Today, the Bayes team (pictured) is the market leader in esports data distribution.

And rightly so.

Bayes offers live data for over 16,000 live matches per year across its partnerships with Riot Games, ESL Faceit Group, BLAST and Krafton.

Globally, esports has become a multi-billion-dollar industry. But the vast stream of data is still fed by the unofficial grey market, with the esports community missing out on the revenue–estimated at up to €100 million a year (£86m)–generated by their own event IP rights.

“This ruling is the first step in uncovering the often illegal practices that [hitherto] have been accepted in the wider sports data industry,” a Bayes Esports spokesperson told iGamingFuture.


“For the first time in esports history, the court ruling now makes it easier to spot unofficial data offerings.

“PandaScore has been forbidden to call its match data ‘live’.

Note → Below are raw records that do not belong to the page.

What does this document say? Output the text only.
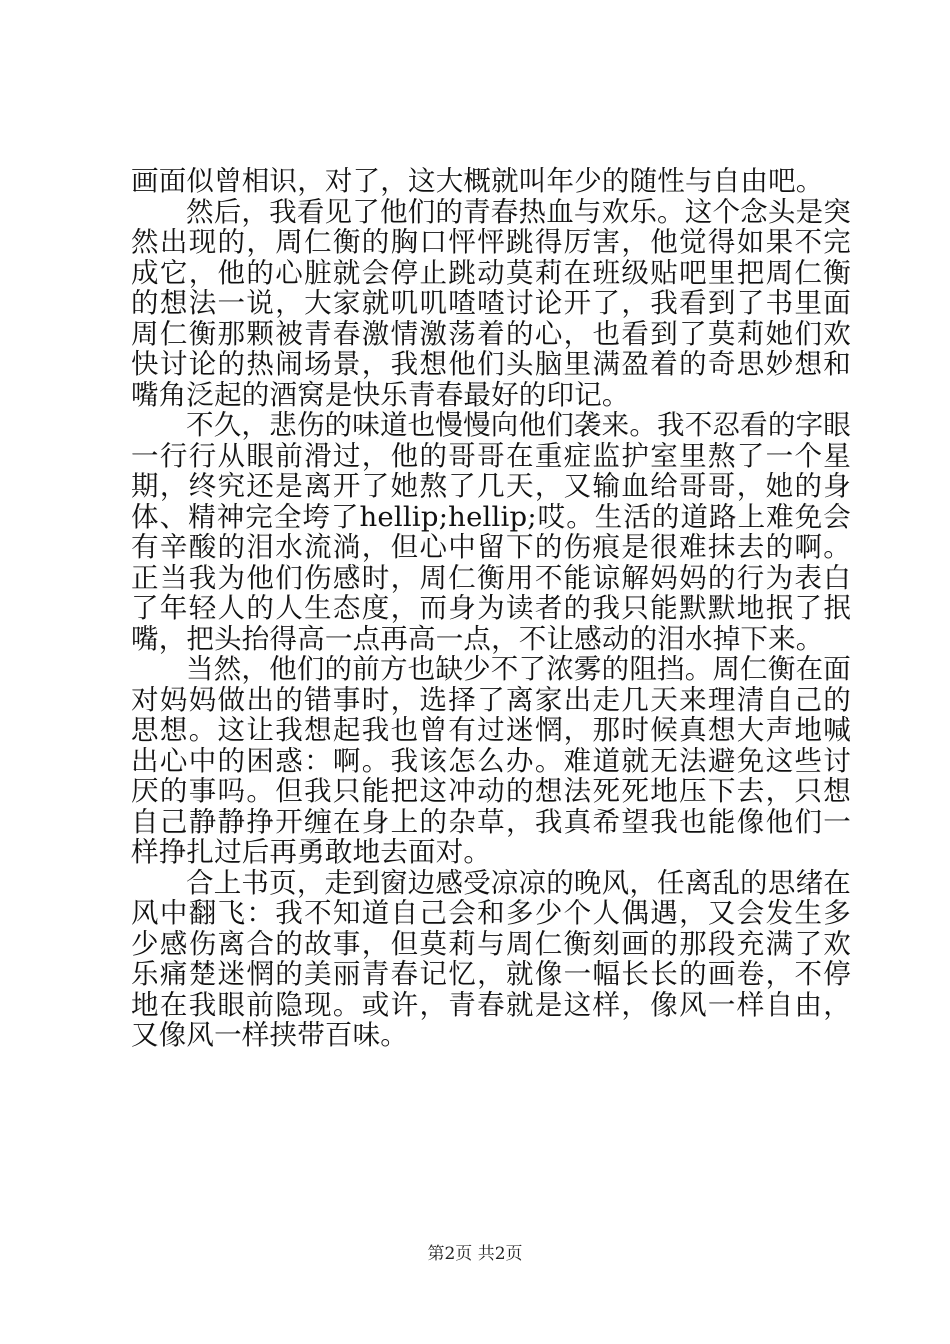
画面似曾相识，对了，这大概就叫年少的随性与自由吧。

然后，我看见了他们的青春热血与欢乐。这个念头是突然出现的，周仁衡的胸口怦怦跳得厉害，他觉得如果不完成它，他的心脏就会停止跳动莫莉在班级贴吧里把周仁衡的想法一说，大家就叽叽喳喳讨论开了，我看到了书里面周仁衡那颗被青春激情激荡着的心，也看到了莫莉她们欢快讨论的热闹场景，我想他们头脑里满盈着的奇思妙想和嘴角泛起的酒窝是快乐青春最好的印记。

不久，悲伤的味道也慢慢向他们袭来。我不忍看的字眼一行行从眼前滑过，他的哥哥在重症监护室里熬了一个星期，终究还是离开了她熬了几天，又输血给哥哥，她的身体、精神完全垮了hellip;hellip;哎。生活的道路上难免会有辛酸的泪水流淌，但心中留下的伤痕是很难抹去的啊。正当我为他们伤感时，周仁衡用不能谅解妈妈的行为表白了年轻人的人生态度，而身为读者的我只能默默地抿了抿嘴，把头抬得高一点再高一点，不让感动的泪水掉下来。

当然，他们的前方也缺少不了浓雾的阻挡。周仁衡在面对妈妈做出的错事时，选择了离家出走几天来理清自己的思想。这让我想起我也曾有过迷惘，那时候真想大声地喊出心中的困惑：啊。我该怎么办。难道就无法避免这些讨厌的事吗。但我只能把这冲动的想法死死地压下去，只想自己静静挣开缠在身上的杂草，我真希望我也能像他们一样挣扎过后再勇敢地去面对。

合上书页，走到窗边感受凉凉的晚风，任离乱的思绪在风中翻飞：我不知道自己会和多少个人偶遇，又会发生多少感伤离合的故事，但莫莉与周仁衡刻画的那段充满了欢乐痛楚迷惘的美丽青春记忆，就像一幅长长的画卷，不停地在我眼前隐现。或许，青春就是这样，像风一样自由，又像风一样挟带百味。

第2页 共2页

“Public streams on Youtube and Twitch that PandaScore openly claims to scrape from have a built-in integrity delay of somewhere between 30 seconds to five-minutes.

“The only party that distributes Bayes’ partner content truly live is Bayes Esports. We get undelayed data feeds straight from the source.

“In traditional product markets, there is no question that a brand owner’s efforts must not be exploited by free-riders for their own commercial purposes.

“The digital content industry has also been successfully defending itself against the infringement of its IP for years and has been fighting piracy under civil and criminal law.

“Market participants need to understand that large scale, multi-million EUR data piracy is not a petty crime, but a serious offence with large scale damages to the esports industry.”